I was pleasantly surprised to see that, in Ontario, wind power was at about 1/4 the power generated as coal in 2009. That’s according to Ontario’s Independent Electricity System Operator (IESO). According to an IESO release, “Wind output from Ontario’s commercial wind farms was 2.3 terawatt hours (TWh) in 2009, equivalent to the consumption of the City of Oshawa for two full years. At the same time, output from Ontario’s coal-fired plants dropped to 9.8 TWh, down dramatically from 23.2 TWh in 2008, and the lowest output in 45 years.” That’s great news.

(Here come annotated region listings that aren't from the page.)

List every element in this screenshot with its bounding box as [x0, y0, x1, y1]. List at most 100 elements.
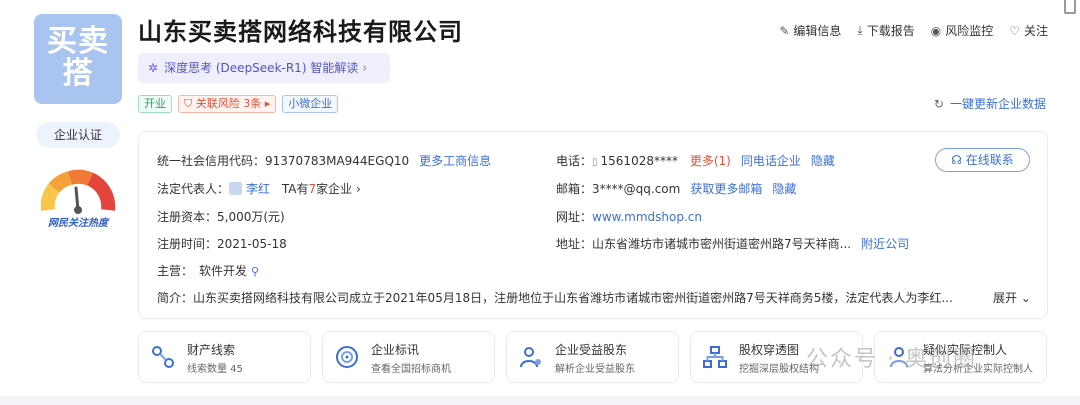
- legal-rep-row: 法定代表人： 李红 TA有7家企业 ›: [157, 180, 361, 197]
- intro-label: 简介：: [157, 291, 194, 305]
- capital-label: 注册资本：: [157, 210, 218, 224]
- card-subtitle: 解析企业受益股东: [555, 364, 635, 375]
- download-icon: ⤓: [857, 23, 863, 37]
- phone-value: 1561028****: [600, 154, 678, 168]
- address-row: 地址：山东省潍坊市诸城市密州街道密州路7号天祥商... 附近公司: [556, 235, 909, 252]
- website-row: 网址：www.mmdshop.cn: [556, 208, 702, 225]
- refresh-label: 一键更新企业数据: [949, 97, 1046, 111]
- header-actions: ✎ 编辑信息 ⤓ 下载报告 ◉ 风险监控 ♡ 关注: [779, 22, 1048, 39]
- card-subtitle: 查看全国招标商机: [371, 364, 451, 375]
- legal-rep-extra-pre: TA有: [281, 182, 309, 196]
- risk-monitor-label: 风险监控: [945, 24, 994, 38]
- hide-email-link[interactable]: 隐藏: [772, 182, 796, 196]
- chevron-down-icon: ⌄: [1017, 291, 1031, 305]
- card-property-clues[interactable]: 财产线索 线索数量 45: [138, 331, 311, 383]
- avatar: [229, 182, 243, 195]
- company-logo: 买卖 搭: [34, 14, 122, 104]
- company-name: 山东买卖搭网络科技有限公司: [138, 18, 463, 46]
- eye-icon: ◉: [930, 23, 942, 38]
- refresh-icon: ↻: [933, 97, 944, 111]
- download-report-label: 下载报告: [866, 24, 915, 38]
- reg-date-label: 注册时间：: [157, 237, 218, 251]
- reg-date-row: 注册时间：2021-05-18: [157, 235, 287, 252]
- expand-intro-button[interactable]: 展开 ⌄: [989, 289, 1031, 306]
- credit-code-value: 91370783MA944EGQ10: [265, 154, 410, 168]
- refresh-data-button[interactable]: ↻ 一键更新企业数据: [934, 95, 1046, 112]
- phone-label: 电话：: [556, 154, 593, 168]
- bottom-divider: [0, 396, 1080, 405]
- caret-right-icon: ▸: [261, 97, 271, 110]
- follow-button[interactable]: ♡ 关注: [1009, 22, 1048, 39]
- address-value: 山东省潍坊市诸城市密州街道密州路7号天祥商...: [592, 237, 852, 251]
- logo-text-line2: 搭: [62, 56, 94, 91]
- website-link[interactable]: www.mmdshop.cn: [592, 210, 702, 224]
- chevron-right-icon: ›: [352, 182, 361, 196]
- credit-code-label: 统一社会信用代码：: [157, 154, 266, 168]
- shield-icon: ⛉: [184, 97, 196, 110]
- heat-gauge-icon: [40, 169, 116, 214]
- risk-monitor-button[interactable]: ◉ 风险监控: [931, 22, 994, 39]
- phone-icon: ▯: [592, 157, 598, 168]
- email-label: 邮箱：: [556, 182, 593, 196]
- card-title: 企业标讯: [371, 343, 420, 357]
- reg-date-value: 2021-05-18: [217, 237, 287, 251]
- org-chart-icon: [703, 346, 727, 368]
- intro-text: 山东买卖搭网络科技有限公司成立于2021年05月18日，注册地位于山东省潍坊市诸…: [193, 291, 953, 305]
- card-beneficial-owners[interactable]: 企业受益股东 解析企业受益股东: [506, 331, 679, 383]
- legal-rep-extra-post: 家企业: [316, 182, 353, 196]
- expand-label: 展开: [993, 291, 1018, 305]
- target-icon: [336, 346, 358, 368]
- legal-rep-count: 7: [308, 182, 317, 196]
- logo-text-line1: 买卖: [47, 24, 109, 59]
- business-row: 主营： 软件开发 ⚲: [157, 262, 259, 279]
- corner-bracket-icon: [1064, 0, 1076, 14]
- capital-row: 注册资本：5,000万(元): [157, 208, 285, 225]
- online-contact-button[interactable]: ☊ 在线联系: [935, 148, 1030, 172]
- intro-row: 简介：山东买卖搭网络科技有限公司成立于2021年05月18日，注册地位于山东省潍…: [157, 289, 1029, 306]
- capital-value: 5,000万(元): [217, 210, 285, 224]
- edit-info-label: 编辑信息: [793, 24, 842, 38]
- watermark: 公众号 · 奥创圈: [806, 347, 977, 372]
- ai-insight-button[interactable]: ✲ 深度思考 (DeepSeek-R1) 智能解读 ›: [138, 53, 390, 83]
- more-phones-label: 更多: [689, 154, 714, 168]
- legal-rep-link[interactable]: 李红: [246, 182, 270, 196]
- email-row: 邮箱：3****@qq.com 获取更多邮箱 隐藏: [556, 180, 796, 197]
- business-label: 主营：: [157, 264, 194, 278]
- nearby-companies-link[interactable]: 附近公司: [861, 237, 909, 251]
- card-title: 股权穿透图: [739, 343, 800, 357]
- more-phones-link[interactable]: 更多(1): [690, 154, 731, 168]
- nodes-icon: [152, 346, 174, 368]
- legal-rep-label: 法定代表人：: [157, 182, 230, 196]
- edit-info-button[interactable]: ✎ 编辑信息: [779, 22, 841, 39]
- card-title: 企业受益股东: [555, 343, 628, 357]
- business-value: 软件开发: [199, 264, 248, 278]
- heart-icon: ♡: [1009, 23, 1020, 38]
- status-tags: 开业 ⛉ 关联风险 3条 ▸ 小微企业: [138, 95, 339, 113]
- person-icon: [520, 347, 541, 368]
- legal-rep-companies[interactable]: TA有7家企业 ›: [282, 182, 361, 196]
- same-phone-link[interactable]: 同电话企业: [741, 154, 801, 168]
- website-label: 网址：: [556, 210, 593, 224]
- more-business-link[interactable]: 更多工商信息: [419, 154, 491, 168]
- card-title: 财产线索: [187, 343, 236, 357]
- info-panel: 统一社会信用代码：91370783MA944EGQ10 更多工商信息 法定代表人：…: [138, 131, 1048, 319]
- search-icon[interactable]: ⚲: [251, 265, 259, 278]
- certify-button[interactable]: 企业认证: [36, 122, 120, 148]
- follow-label: 关注: [1023, 24, 1048, 38]
- credit-code-row: 统一社会信用代码：91370783MA944EGQ10 更多工商信息: [157, 152, 491, 169]
- ai-insight-label: 深度思考 (DeepSeek-R1) 智能解读: [164, 61, 359, 75]
- tag-related-risk-label: 关联风险 3条: [195, 97, 262, 110]
- more-phones-count: (1): [713, 154, 731, 168]
- download-report-button[interactable]: ⤓ 下载报告: [857, 22, 914, 39]
- pencil-icon: ✎: [779, 23, 790, 38]
- tag-open: 开业: [138, 95, 172, 113]
- ai-sparkle-icon: ✲: [148, 61, 159, 75]
- headset-icon: ☊: [951, 153, 966, 167]
- more-email-link[interactable]: 获取更多邮箱: [690, 182, 762, 196]
- heat-label: 网民关注热度: [48, 218, 108, 229]
- address-label: 地址：: [556, 237, 593, 251]
- email-value: 3****@qq.com: [592, 182, 681, 196]
- tag-related-risk[interactable]: ⛉ 关联风险 3条 ▸: [178, 95, 277, 113]
- hide-phone-link[interactable]: 隐藏: [811, 154, 835, 168]
- card-bid-news[interactable]: 企业标讯 查看全国招标商机: [322, 331, 495, 383]
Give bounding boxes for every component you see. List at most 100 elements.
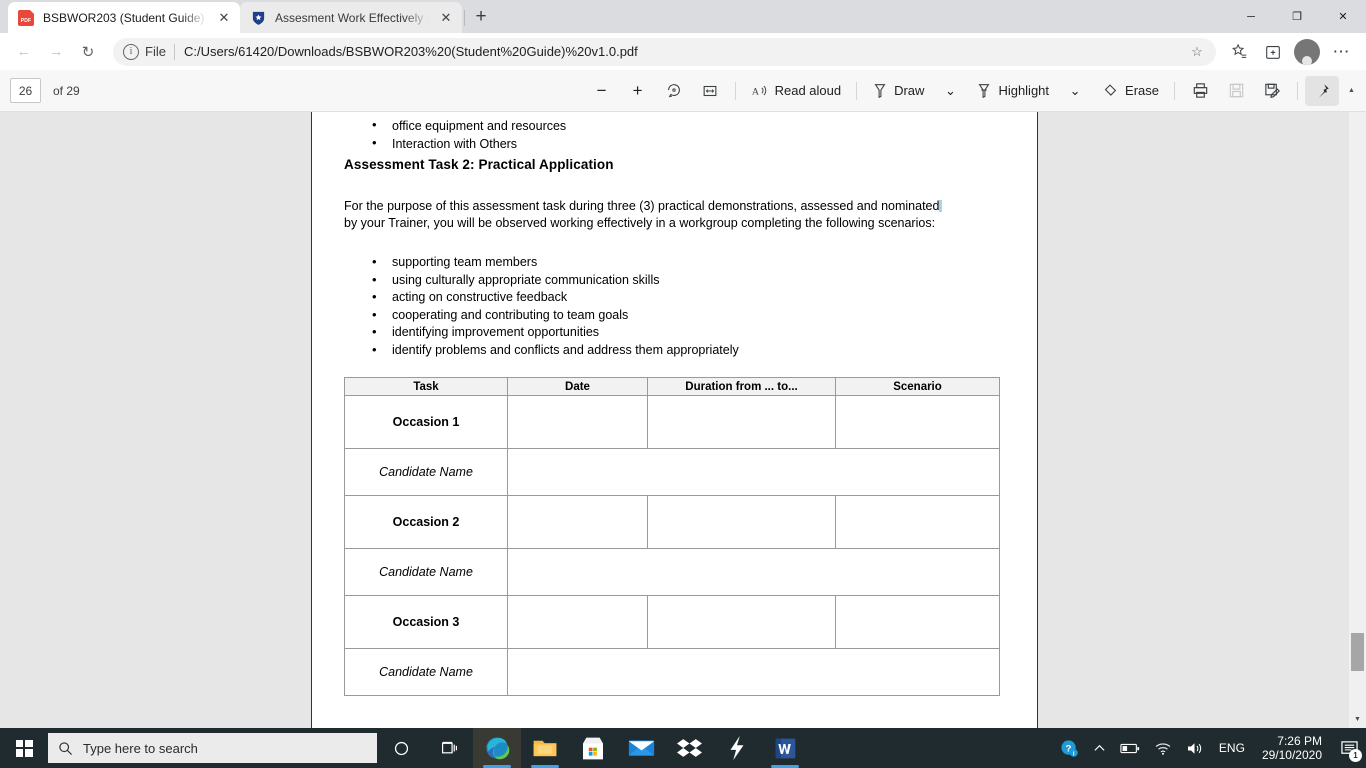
url-text[interactable]: C:/Users/61420/Downloads/BSBWOR203%20(St… (184, 44, 1184, 59)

I don’t like coal for a bunch of reasons. First, we have to mine it. That means stripping habitats bare and putting people’s lives at risk, whether from the dangers of the immediate job or from long-term exposure to a dirty carcinogen. Second, burning coal releases not only carbon dioxide, a key gas that’s causing climate change, but also a bunch of other harmful substances, including mercury. Those pollutants get into our air and water and severely effect our health.
So, what’s the cost of quadrupling our wind-power generation capacity so we can eliminate coal entirely? Well, what’s the health care cost linked to damage by airborne pollutants? I hope that the province starts to put together the numbers across the big picture.
Here’s how we fueled Ontario’s power usage in 2009:
Nuclear: 55.3 per cent
Hydroelectric: 25.5 per cent
Natural gas: 10.3 per cent
Coal: 6.6 per cent
Wind turbines: 1.6 per cent
Biomass, solar, other: 0.8 per cent
I’d love to see us embrace more local sources of electricity, so that we can use more of what we generate and so that we can rely on a lot of small-scale sources, like solar panels on office buildings. So much power is lost between where it’s generated and where it’s used. Hopefully we’ll get a better power grid so this would be possible. In the meantime, I buy my household power from a renewable energy supplier.
Do you think we can close our coal plants?